В французской теории важной становится и еще одна тема – освободительная тема. Рельефней всего она выступает у Мишеля Фуко, но к определенному освобождению от структур, репрессий, подавления стремились все эти мыслители. Например, рассуждения Деррида о даре и госте связаны со спорами во французском обществе девяностых годов об отношении к мигрантам.
Деррида выступал за права мигрантов, ссылаясь на то, что взаимоотношения хозяина и гостя с точки зрения феноменологии обоюдны. С бытовой точки зрения нам кажется что хозяин главный, а гость – у него проживающий, но, с точки зрения Деррида, это просто перенос на отношения хозяина и гостя рутинной социальной практики отношений господина и раба. Мы в некотором смысле начинаем мыслить поведение хозяина и гостя по образцу поведения хозяина и раба, потому что эта практика была много веков рутинизирована, что есть хозяева, а есть рабы, слуги, и она поневоле продолжается и в отношении к мигрантам.
О диалектике господина и раба первым заговорил Гегель. И отношения между человеком и природой тоже, по Гегелю, выстраиваются как отношения между человеком-господином и рабом.
Но важно, что при этом Деррида указывает на то, что изначально слово «гость» означало и хозяина, и гостя. Люди были связаны взаимными отношениями, и это была, по Деррида, экономика дара. Хозяин ничего не жалеет для гостя с чувством, что гость ничего не будет жалеть для хозяина.

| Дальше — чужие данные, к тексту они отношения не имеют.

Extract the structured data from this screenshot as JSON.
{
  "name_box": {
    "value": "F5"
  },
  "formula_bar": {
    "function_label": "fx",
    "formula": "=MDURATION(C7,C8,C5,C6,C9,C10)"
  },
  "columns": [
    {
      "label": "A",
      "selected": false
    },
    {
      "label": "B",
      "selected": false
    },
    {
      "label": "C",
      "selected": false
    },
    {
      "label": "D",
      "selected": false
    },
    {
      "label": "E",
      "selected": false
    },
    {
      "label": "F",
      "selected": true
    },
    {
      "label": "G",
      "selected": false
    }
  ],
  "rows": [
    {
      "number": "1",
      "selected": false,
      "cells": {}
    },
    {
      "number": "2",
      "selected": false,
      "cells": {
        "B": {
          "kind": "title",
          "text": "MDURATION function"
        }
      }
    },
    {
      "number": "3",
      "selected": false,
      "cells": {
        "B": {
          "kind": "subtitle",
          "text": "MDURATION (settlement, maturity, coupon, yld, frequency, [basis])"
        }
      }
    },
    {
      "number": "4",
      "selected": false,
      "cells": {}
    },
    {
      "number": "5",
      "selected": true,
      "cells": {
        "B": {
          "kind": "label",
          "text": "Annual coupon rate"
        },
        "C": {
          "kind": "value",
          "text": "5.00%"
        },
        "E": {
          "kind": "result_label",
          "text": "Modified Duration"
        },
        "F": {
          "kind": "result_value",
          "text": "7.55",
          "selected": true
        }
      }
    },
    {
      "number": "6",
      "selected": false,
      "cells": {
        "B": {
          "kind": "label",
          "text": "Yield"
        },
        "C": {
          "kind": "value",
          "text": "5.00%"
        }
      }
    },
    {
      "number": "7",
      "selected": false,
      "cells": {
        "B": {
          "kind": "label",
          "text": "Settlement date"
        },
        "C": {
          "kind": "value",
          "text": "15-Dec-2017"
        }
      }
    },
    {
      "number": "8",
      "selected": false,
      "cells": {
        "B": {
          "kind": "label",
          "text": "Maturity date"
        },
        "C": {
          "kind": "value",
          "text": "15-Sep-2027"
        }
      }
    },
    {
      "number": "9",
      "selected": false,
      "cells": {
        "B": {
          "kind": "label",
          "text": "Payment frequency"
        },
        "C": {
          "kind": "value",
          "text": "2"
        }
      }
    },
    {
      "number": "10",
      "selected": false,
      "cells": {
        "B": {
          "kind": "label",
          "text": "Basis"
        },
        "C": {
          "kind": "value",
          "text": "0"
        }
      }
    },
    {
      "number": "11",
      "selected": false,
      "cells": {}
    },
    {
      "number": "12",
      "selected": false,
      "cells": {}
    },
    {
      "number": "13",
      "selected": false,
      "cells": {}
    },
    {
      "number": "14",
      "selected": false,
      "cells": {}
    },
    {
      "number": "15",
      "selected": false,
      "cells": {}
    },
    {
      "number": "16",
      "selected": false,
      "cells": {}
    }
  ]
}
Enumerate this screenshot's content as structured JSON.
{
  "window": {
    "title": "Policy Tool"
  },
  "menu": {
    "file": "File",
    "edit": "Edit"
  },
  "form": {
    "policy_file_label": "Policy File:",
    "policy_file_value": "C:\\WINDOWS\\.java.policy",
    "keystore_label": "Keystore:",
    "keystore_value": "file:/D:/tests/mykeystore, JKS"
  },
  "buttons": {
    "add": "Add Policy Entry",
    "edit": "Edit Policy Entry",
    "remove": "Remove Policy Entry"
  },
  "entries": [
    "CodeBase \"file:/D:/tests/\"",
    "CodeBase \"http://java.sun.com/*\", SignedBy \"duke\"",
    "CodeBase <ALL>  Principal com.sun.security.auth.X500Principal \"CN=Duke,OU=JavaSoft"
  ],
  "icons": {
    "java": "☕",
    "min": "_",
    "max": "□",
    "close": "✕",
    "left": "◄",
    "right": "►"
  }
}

Установить рациональные отношения хозяина и гостя нельзя, это всегда сведется к выяснению отношений, которое мы и видим в межнациональных конфликтах. В этом смысле мы проходим через то же самое, через что прошли французы лет двадцать назад.
Если вопрос ставить об обязательствах внутри экономического взаимодействия, мы ни к чему не придем. Но если мы будем ставить вопрос о даре, обмене дарами как основе взаимодействия, то это означает дать мигрантам гражданство, даровать его, хотя они его не заслужили, но при этом сделать так, чтобы их жизнь была всем видна, чтобы она была неким даром, обогащающим французскую культуру, чтобы они не просто приспосабливались к существующему обществу и кто-то криминализировался, а чтобы ожидать от них определенной открытости, определенного соответствия собственному призванию.
Такое понятие о даре явилось критикой такой французской полицейской машины. Эта критика, хоть и написана сложным языком (дар, экономика), зажигательна как обличение полицейского режима, любого контроля как репрессивных практик. Мысль Деррида не менее освободительная, чем мысль Фуко.
Как мы уже говорили, часто французские теоретики используют сложные языковые конструкции, которые должны преодолеть деспотизм грамматики, письма, исключить принятие готовых языковых конструкций за реальные конструкции мира.
Например Деррида изобрел большее количество слов вроде «circumfession» – «обрезание» + «исповедь», так он назвал свою автобиографию, он был обрезан, был евреем и ощущал свою идентичность как странную, что он еврей, француз, кто угодно, и, значит, как найти свое «я», говорил Деррида, если он еврей – не еврей, алжирец – не алжирец, француз – не француз, кто я такой? Единственный способ узнать об этом – «исповедоваться-обрезаться», каждый раз возвращаясь к изначальной позиции, что он еврей телесно и что ему ничто не мешает быть алжирцем-евреем.
Рационально утверждать, что можно иметь две идентичности, значит, привести только к новым конфликтам: все будут выяснять, кто настоящий алжирец, а кто алжирец-еврей, и ни к какому миру это не приведет. А такая телесная «исповедь», отдание себе отчета, когда ты стал алжирцем, евреем и еще кем-то, действительно утвердит мирное существование «я»: «я» не будет в конфликте с собой, и одновременно «я» не будет провоцировать конфликты со всеми остальными.
Или, например, другое слово Деррида «otobiographie», то есть «ушная биография». У нас перевели это как слухобиография. Здесь «oto-» как в слове отоларинголог, то есть «ухо» по-гречески. Это биография, построенная не на основании записи, рутинной регистрации своих впечатлений, а на прислушивании к ним.
Письмо всегда рутинизирует твои практики, всегда их превращает в скучную норму, тогда как прислушивание, наоборот, преодолевает эту инерцию и заставляет опять услышать себя, очередной раз встретиться с собой, со своим «феноменом», а не с собственным упрощенным образом. Поэтому для некоторых французских теоретиков, таких как Кристева, оказался важен Бахтин, который утверждает исключительность любого события. Всякое событие основано на встрече с другим, а этот другой всегда исключителен.